18–20 Sept 2024
Europe/Vienna timezone

Paravirt-Scheduling: Limit CPU resources using dynamic capacity based on the steal time

18 Sept 2024, 15:22
22m
"Room 1.15 - 1.16" (Austria Center)

"Room 1.15 - 1.16"

Austria Center

106

Speaker

Shrikanth Hegde

Description

CPU capacity is a software construct to reflect underlying physical CPU capacity. Load balancer uses the CPU capacity to choose an optimal CPU for performance and energy efficiency. CPU Capacity can be affected by frequency, higher level sched classes, guest preemption etc. Steal time is an indicator of guest preemption by the host hypervisor. Current Linux scheduler, updates the CPU capacity based on the steal time.

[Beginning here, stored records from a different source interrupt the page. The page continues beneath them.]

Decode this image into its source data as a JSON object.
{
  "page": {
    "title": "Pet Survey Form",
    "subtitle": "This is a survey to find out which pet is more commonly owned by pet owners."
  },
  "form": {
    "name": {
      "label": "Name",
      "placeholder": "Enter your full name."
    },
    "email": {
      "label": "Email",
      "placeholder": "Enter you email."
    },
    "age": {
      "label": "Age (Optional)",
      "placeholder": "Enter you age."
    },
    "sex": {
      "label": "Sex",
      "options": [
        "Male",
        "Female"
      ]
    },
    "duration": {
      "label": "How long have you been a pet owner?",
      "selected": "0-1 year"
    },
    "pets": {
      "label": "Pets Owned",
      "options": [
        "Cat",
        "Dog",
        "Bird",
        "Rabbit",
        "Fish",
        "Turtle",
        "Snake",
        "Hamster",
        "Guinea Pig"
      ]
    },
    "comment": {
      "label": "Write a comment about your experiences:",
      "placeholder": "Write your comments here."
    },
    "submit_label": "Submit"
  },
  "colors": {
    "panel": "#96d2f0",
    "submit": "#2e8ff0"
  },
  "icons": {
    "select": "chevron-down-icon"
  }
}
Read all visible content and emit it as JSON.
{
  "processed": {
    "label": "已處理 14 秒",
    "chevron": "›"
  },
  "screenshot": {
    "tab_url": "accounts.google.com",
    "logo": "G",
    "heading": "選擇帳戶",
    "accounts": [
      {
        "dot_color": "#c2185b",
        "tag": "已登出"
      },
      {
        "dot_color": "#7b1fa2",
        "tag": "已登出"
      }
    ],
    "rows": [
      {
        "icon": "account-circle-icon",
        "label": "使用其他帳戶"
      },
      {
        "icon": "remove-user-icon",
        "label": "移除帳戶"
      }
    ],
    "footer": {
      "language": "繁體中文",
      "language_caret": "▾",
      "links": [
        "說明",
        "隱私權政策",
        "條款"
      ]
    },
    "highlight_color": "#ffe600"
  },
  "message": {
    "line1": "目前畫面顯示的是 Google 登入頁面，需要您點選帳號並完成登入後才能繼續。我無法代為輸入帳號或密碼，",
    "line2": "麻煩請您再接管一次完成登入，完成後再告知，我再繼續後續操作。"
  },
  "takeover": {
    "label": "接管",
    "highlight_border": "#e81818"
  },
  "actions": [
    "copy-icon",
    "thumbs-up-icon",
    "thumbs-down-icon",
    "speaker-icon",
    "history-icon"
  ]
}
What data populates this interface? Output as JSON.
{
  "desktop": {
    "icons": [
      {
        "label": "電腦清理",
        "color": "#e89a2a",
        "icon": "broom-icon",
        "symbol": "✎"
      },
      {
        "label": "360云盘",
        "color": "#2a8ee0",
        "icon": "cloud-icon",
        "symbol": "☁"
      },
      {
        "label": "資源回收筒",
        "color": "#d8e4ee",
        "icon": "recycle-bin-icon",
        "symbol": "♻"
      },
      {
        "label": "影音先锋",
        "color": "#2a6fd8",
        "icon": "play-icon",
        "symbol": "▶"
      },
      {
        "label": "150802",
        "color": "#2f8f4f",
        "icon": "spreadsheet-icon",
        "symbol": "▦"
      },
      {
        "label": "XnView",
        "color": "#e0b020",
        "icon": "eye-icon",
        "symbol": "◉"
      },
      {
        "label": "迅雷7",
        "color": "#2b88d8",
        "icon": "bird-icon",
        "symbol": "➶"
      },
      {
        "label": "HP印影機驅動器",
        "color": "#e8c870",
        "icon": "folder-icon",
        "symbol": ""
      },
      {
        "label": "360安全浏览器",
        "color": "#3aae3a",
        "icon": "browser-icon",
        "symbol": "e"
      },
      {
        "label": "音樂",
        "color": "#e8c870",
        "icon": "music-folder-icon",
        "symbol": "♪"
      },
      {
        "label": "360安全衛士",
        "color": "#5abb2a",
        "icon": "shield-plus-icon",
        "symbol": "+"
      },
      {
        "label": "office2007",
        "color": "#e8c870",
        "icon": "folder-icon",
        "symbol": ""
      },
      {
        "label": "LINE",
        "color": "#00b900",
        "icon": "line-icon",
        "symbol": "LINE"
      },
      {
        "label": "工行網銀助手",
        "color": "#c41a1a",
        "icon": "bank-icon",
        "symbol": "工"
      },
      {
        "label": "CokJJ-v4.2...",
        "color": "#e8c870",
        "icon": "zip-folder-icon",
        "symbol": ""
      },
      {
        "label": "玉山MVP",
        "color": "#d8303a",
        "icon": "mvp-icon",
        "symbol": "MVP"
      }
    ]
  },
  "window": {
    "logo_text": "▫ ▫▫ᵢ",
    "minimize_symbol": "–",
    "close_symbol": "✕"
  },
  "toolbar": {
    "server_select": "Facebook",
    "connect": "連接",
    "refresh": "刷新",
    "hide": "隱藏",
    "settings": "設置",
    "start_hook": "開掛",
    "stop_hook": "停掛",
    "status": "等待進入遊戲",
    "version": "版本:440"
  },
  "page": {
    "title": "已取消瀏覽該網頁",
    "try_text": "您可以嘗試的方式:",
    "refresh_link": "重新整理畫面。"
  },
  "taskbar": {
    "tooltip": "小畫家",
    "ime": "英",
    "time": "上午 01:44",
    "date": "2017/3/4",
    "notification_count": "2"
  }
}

In IBM powerpc, PowerVM hypervisor schedules at the SMT8 core level, but not at individual thread level and steal time is uniform across the cores. In an overcommitted and overutilized shared environment such as multiple Shared Processor Logical PARrtitions (SPLPAR) it would be optimal to schedule the tasks on limited set of cores instead of spreading across all the cores. Number of cores to schedule can be derived from the percentage of steal time. If the steal time is more, reduce the number of cores which have high capacity and vice versa.

In this talk, we would like to talk about, why current mechanism of updating CPU capacity doesn’t work in the above use case and why we need a different way of updating the CPU capacities by steal time in the paravirtualized environment for effective usage of CPU resources among the guests. We would discuss advantages and disadvantages of different approaches considered such as cgroup cpuset, cpu offline etc. We would discuss the issues present currently, when capacity values are very far reaching such as 1024 vs 1.